The Catfish also had another motivation: deer season was almost over, the arbitration and the subsequent sweepstakes had kept him from the woods. “He had to make a decision,” wrote John Helyar in The Lords of the Realm, “before he went out of his mind.” The Yankees, too, wanted the Hunter deal finished by the calendar year’s end for tax reasons.
Curt Flood, standing up for his fellow players, tried and failed to bury the reserve clause. After the 1975 season, Seitz would rule in favour of Andy Messersmith and bury it. In between, as catcher Ted Simmons would remember, Hunter showed players (to there amazed glee) and owners (to their self-inflicted chagrin) “what was out there” if allowed to shop their services on an open market.
All because his boss foolishly tried squeezing him in one direction and, violating his contract, cutting corners in another. The only squeeze Hunter wanted to know from there was his finger on the trigger of his hunting rifle and his fingers around a baseball, until he retired after the 1979 season. (He died of amyotrophic lateral sclerosis—Lou Gehrig’s disease—two decades later, at 53.)
The sad paradox was that Finley could be and was very generous with his players from time to time—paying them fat bonuses for assorted feats, including $5,000 to Hunter after the righthander pitched his perfect game, and a spanking new Cadillac after the Hall of Famer won 21 in 1971.

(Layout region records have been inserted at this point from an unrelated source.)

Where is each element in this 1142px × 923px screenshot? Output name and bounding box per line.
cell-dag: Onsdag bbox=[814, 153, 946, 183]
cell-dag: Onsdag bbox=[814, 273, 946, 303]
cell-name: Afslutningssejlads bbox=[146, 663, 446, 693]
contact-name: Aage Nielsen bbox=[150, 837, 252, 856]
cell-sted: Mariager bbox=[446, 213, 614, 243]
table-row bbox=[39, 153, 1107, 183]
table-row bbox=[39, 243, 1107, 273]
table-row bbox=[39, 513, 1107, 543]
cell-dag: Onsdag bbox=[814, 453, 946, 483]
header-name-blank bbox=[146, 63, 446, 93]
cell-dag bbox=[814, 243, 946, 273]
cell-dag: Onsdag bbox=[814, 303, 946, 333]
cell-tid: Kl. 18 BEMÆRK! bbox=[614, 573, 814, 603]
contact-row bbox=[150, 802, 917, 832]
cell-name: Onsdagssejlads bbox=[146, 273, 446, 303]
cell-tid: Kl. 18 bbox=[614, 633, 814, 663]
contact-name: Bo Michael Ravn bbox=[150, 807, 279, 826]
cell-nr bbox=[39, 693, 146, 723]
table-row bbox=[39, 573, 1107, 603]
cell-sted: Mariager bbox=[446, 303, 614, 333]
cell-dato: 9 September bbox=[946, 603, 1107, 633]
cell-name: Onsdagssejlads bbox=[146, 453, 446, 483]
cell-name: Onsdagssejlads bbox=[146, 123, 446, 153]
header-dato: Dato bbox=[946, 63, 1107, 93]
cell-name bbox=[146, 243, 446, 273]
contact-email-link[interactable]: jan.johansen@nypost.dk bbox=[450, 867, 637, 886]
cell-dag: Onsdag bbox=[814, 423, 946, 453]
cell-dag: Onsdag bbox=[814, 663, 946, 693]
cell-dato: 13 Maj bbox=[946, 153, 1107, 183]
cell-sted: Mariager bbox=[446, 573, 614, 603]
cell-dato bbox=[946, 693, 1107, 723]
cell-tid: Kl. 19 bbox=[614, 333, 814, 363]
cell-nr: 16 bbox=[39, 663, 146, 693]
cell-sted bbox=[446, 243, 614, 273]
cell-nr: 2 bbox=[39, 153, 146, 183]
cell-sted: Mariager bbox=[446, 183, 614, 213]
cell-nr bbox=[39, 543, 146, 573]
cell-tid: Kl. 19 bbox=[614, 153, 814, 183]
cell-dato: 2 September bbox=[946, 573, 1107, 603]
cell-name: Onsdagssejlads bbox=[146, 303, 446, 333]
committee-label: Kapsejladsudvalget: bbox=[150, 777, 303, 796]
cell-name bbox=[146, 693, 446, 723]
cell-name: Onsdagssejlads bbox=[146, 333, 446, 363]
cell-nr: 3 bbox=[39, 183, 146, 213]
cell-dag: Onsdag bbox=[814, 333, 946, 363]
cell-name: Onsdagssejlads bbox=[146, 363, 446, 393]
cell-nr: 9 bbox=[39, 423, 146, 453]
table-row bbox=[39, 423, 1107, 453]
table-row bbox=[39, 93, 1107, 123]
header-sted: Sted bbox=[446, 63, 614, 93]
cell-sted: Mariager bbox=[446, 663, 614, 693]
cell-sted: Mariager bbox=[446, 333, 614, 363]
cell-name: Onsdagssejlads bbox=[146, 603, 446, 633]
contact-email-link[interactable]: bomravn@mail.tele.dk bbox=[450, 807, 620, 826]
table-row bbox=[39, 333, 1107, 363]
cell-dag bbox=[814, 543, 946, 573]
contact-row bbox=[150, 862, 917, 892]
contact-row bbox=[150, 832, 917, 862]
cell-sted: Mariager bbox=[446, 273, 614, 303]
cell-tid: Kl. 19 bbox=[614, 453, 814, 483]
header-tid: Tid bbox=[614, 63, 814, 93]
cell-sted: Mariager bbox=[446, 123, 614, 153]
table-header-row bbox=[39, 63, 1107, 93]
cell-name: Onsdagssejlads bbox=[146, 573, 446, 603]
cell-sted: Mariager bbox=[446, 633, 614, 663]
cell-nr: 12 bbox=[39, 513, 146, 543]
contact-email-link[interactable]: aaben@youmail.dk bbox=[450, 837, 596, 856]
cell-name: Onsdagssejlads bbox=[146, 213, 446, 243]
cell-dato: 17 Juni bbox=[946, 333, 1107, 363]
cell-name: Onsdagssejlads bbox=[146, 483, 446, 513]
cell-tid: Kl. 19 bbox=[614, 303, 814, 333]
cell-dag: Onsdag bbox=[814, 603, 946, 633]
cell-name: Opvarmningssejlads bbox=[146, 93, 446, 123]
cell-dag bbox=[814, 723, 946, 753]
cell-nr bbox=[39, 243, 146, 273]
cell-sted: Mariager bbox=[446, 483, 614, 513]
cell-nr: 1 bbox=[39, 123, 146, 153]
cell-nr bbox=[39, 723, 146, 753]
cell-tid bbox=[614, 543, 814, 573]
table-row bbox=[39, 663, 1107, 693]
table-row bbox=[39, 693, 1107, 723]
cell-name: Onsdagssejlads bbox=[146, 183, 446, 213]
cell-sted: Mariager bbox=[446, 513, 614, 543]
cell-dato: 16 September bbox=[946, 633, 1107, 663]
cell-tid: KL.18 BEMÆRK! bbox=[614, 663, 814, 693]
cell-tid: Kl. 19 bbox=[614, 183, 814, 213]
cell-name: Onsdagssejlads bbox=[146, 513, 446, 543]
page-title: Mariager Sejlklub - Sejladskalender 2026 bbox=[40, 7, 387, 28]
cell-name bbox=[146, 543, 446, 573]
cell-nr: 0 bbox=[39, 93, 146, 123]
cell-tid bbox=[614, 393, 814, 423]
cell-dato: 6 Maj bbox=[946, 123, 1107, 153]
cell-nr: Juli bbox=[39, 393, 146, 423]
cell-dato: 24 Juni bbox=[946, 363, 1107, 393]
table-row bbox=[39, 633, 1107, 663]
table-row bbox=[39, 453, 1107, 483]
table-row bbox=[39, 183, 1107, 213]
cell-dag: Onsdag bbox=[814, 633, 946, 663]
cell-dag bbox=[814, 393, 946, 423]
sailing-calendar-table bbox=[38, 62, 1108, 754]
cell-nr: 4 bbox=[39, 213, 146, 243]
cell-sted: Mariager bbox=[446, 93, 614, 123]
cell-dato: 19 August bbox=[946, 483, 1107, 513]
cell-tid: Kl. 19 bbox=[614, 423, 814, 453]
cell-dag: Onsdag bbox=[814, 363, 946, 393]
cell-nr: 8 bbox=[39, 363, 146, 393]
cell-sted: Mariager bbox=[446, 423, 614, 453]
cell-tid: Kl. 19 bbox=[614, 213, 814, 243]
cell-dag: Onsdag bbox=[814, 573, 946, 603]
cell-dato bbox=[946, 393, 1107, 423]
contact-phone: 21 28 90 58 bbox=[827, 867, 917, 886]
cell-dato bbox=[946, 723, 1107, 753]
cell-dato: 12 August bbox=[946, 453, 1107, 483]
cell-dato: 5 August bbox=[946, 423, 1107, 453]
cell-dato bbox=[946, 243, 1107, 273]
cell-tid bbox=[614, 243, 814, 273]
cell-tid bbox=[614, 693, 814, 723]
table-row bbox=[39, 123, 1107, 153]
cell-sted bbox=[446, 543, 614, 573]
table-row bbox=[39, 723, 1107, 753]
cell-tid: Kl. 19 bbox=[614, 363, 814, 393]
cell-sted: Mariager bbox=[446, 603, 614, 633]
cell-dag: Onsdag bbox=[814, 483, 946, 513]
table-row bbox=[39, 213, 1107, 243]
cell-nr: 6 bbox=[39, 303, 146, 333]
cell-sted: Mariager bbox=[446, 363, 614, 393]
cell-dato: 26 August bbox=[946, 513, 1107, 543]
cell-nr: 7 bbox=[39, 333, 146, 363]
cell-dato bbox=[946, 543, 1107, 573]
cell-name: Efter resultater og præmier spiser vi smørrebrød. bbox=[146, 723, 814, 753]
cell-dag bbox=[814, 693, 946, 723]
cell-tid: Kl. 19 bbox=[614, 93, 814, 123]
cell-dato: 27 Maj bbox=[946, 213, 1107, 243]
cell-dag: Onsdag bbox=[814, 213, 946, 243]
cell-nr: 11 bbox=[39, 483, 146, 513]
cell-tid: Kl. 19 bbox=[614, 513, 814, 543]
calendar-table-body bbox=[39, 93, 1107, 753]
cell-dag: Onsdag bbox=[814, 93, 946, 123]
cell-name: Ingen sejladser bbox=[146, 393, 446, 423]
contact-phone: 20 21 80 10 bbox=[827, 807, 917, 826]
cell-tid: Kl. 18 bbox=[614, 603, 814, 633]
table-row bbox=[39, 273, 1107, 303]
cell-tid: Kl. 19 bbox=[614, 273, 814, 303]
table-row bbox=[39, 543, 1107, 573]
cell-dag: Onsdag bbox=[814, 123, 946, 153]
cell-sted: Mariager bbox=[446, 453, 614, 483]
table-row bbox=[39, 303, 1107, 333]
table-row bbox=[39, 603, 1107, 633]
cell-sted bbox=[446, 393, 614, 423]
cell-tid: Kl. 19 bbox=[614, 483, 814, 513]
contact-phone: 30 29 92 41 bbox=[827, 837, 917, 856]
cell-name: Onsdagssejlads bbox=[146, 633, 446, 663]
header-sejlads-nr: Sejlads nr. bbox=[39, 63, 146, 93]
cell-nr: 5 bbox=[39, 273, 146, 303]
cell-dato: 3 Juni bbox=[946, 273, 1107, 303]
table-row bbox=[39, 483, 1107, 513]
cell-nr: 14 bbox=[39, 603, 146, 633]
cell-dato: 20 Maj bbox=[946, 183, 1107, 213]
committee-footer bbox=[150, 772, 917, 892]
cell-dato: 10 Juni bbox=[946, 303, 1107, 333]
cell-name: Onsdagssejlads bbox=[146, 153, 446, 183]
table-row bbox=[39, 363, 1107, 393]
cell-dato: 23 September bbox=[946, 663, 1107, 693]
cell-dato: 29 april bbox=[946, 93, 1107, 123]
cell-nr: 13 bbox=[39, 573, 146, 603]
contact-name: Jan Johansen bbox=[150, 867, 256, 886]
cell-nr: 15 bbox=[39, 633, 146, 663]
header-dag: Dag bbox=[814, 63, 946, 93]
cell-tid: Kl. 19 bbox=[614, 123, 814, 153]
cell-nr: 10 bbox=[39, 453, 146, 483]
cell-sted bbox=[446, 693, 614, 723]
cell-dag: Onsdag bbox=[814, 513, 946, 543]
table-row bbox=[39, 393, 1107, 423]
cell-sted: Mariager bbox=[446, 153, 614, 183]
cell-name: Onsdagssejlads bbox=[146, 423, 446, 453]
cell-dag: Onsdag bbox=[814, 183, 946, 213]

But he also took perverse pleasure in insulting them during contract talks (doing it to Vida Blue after his breakout 1971 was only the most notorious) and humiliating them when they saw fit to retaliate. (When Reggie Jackson struggled one season after a bitter contract negotiation, he broke out of one slump with a monstrous grand slam and, spying Finley’s box as he rounded the bases, mouthed an obscenity. Finley forced him to apologise publicly.)
Finley, alas, would feel another kind of squeeze, after the A’s were knocked out of a fourth straight pennant by the Red Sox in the 1975 ALCS. The man who’d strong-armed the Beatles to surrender an off-day on their mammoth 1964 tour to play in Kansas City couldn’t strong-arm his way out of the free agency era-to-be that his own chicaneries helped nourish.